Goff is healing up from the shoulder injury he suffered in the Big Game, but according to Dykes is ahead of schedule and should be ready for the spring. Even more encouraging is this recent tweet:
Threw 100% today and it felt sooo good #roadtorecovery— Jared Goff (@JaredGoff16) March 6, 2014
But entertaining the possibility that Goff isn't fully recovered for shoulder surgery, this could give Austin Hinder a chance to try and develop into a capable backup. In game action, Hinder has thrown four passes at Cal. The only advantage he might have over Goff is mobility and the ability to scramble for a yard here and there. In some ways I'd prefer him to take over as our running quarterback in short yard situations over Kyle Boehm, who was used sparingly last year.

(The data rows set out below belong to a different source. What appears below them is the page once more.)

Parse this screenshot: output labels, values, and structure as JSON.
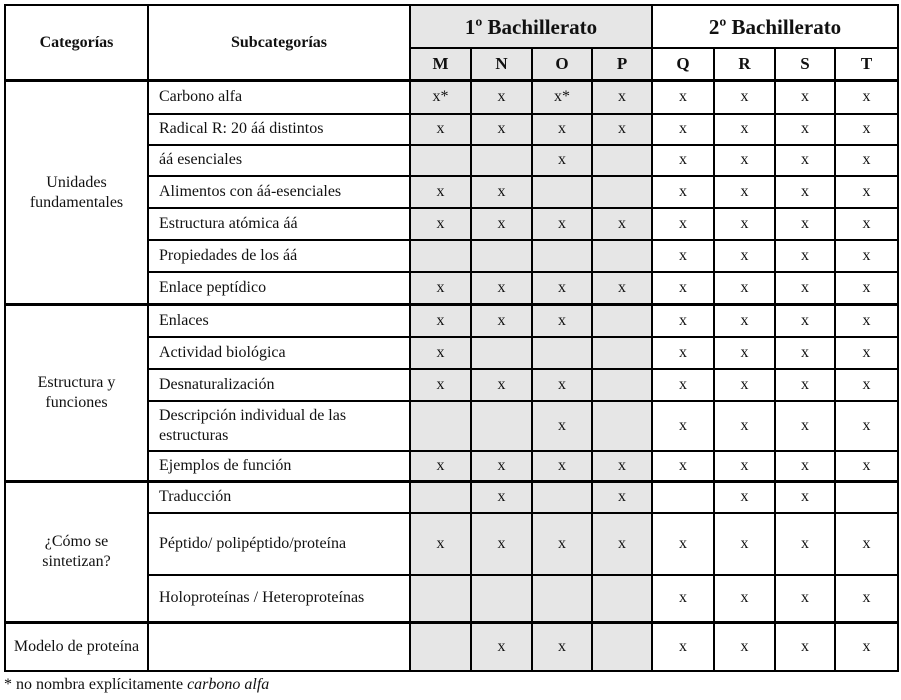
{
  "header": {
    "categories": "Categorías",
    "subcategories": "Subcategorías",
    "group1": "1º Bachillerato",
    "group2": "2º Bachillerato",
    "columns": [
      "M",
      "N",
      "O",
      "P",
      "Q",
      "R",
      "S",
      "T"
    ]
  },
  "colors": {
    "shaded": "#e6e6e6",
    "border": "#000000"
  },
  "groups": [
    {
      "category": "Unidades fundamentales",
      "rows": [
        {
          "sub": "Carbono alfa",
          "cells": [
            "x*",
            "x",
            "x*",
            "x",
            "x",
            "x",
            "x",
            "x"
          ]
        },
        {
          "sub": "Radical R: 20 áá distintos",
          "cells": [
            "x",
            "x",
            "x",
            "x",
            "x",
            "x",
            "x",
            "x"
          ]
        },
        {
          "sub": "áá esenciales",
          "cells": [
            "",
            "",
            "x",
            "",
            "x",
            "x",
            "x",
            "x"
          ]
        },
        {
          "sub": "Alimentos con áá-esenciales",
          "cells": [
            "x",
            "x",
            "",
            "",
            "x",
            "x",
            "x",
            "x"
          ]
        },
        {
          "sub": "Estructura atómica áá",
          "cells": [
            "x",
            "x",
            "x",
            "x",
            "x",
            "x",
            "x",
            "x"
          ]
        },
        {
          "sub": "Propiedades de los áá",
          "cells": [
            "",
            "",
            "",
            "",
            "x",
            "x",
            "x",
            "x"
          ]
        },
        {
          "sub": "Enlace peptídico",
          "cells": [
            "x",
            "x",
            "x",
            "x",
            "x",
            "x",
            "x",
            "x"
          ]
        }
      ]
    },
    {
      "category": "Estructura y funciones",
      "rows": [
        {
          "sub": "Enlaces",
          "cells": [
            "x",
            "x",
            "x",
            "",
            "x",
            "x",
            "x",
            "x"
          ]
        },
        {
          "sub": "Actividad biológica",
          "cells": [
            "x",
            "",
            "",
            "",
            "x",
            "x",
            "x",
            "x"
          ]
        },
        {
          "sub": "Desnaturalización",
          "cells": [
            "x",
            "x",
            "x",
            "",
            "x",
            "x",
            "x",
            "x"
          ]
        },
        {
          "sub": "Descripción individual de las estructuras",
          "cells": [
            "",
            "",
            "x",
            "",
            "x",
            "x",
            "x",
            "x"
          ]
        },
        {
          "sub": "Ejemplos de función",
          "cells": [
            "x",
            "x",
            "x",
            "x",
            "x",
            "x",
            "x",
            "x"
          ]
        }
      ]
    },
    {
      "category": "¿Cómo se sintetizan?",
      "rows": [
        {
          "sub": "Traducción",
          "cells": [
            "",
            "x",
            "",
            "x",
            "",
            "x",
            "x",
            ""
          ]
        },
        {
          "sub": "Péptido/ polipéptido/proteína",
          "cells": [
            "x",
            "x",
            "x",
            "x",
            "x",
            "x",
            "x",
            "x"
          ]
        },
        {
          "sub": "Holoproteínas / Heteroproteínas",
          "cells": [
            "",
            "",
            "",
            "",
            "x",
            "x",
            "x",
            "x"
          ]
        }
      ]
    },
    {
      "category": "Modelo de proteína",
      "rows": [
        {
          "sub": "",
          "cells": [
            "",
            "x",
            "x",
            "",
            "x",
            "x",
            "x",
            "x"
          ]
        }
      ]
    }
  ],
  "footnote": {
    "prefix": "* no nombra explícitamente ",
    "emphasis": "carbono alfa"
  }
}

From what I saw of Hinder last spring, he just really needs to improve and nail down a couple of the basic throws. Just nailing screens, hitches and slants could make him decent enough to keep the offense going. He's not going to supplant Goff, so focusing on the basics rather than trying to nail down every aspect of the offense would help the Bears in so many ways.
There will be no new faces this spring either. Luke Rubenzer and Chase Forrest do not arrive at Cal until the summer, while Joey Mahalic is preparing his run at whatever Guinness World Record can be be broken regarding throwing footballs into trash cans.
In short, the quarterbacking position will come down to #16's improvement and his health, which is more crucial than ever. So it's basically like any other season of Cal football from here until eternity.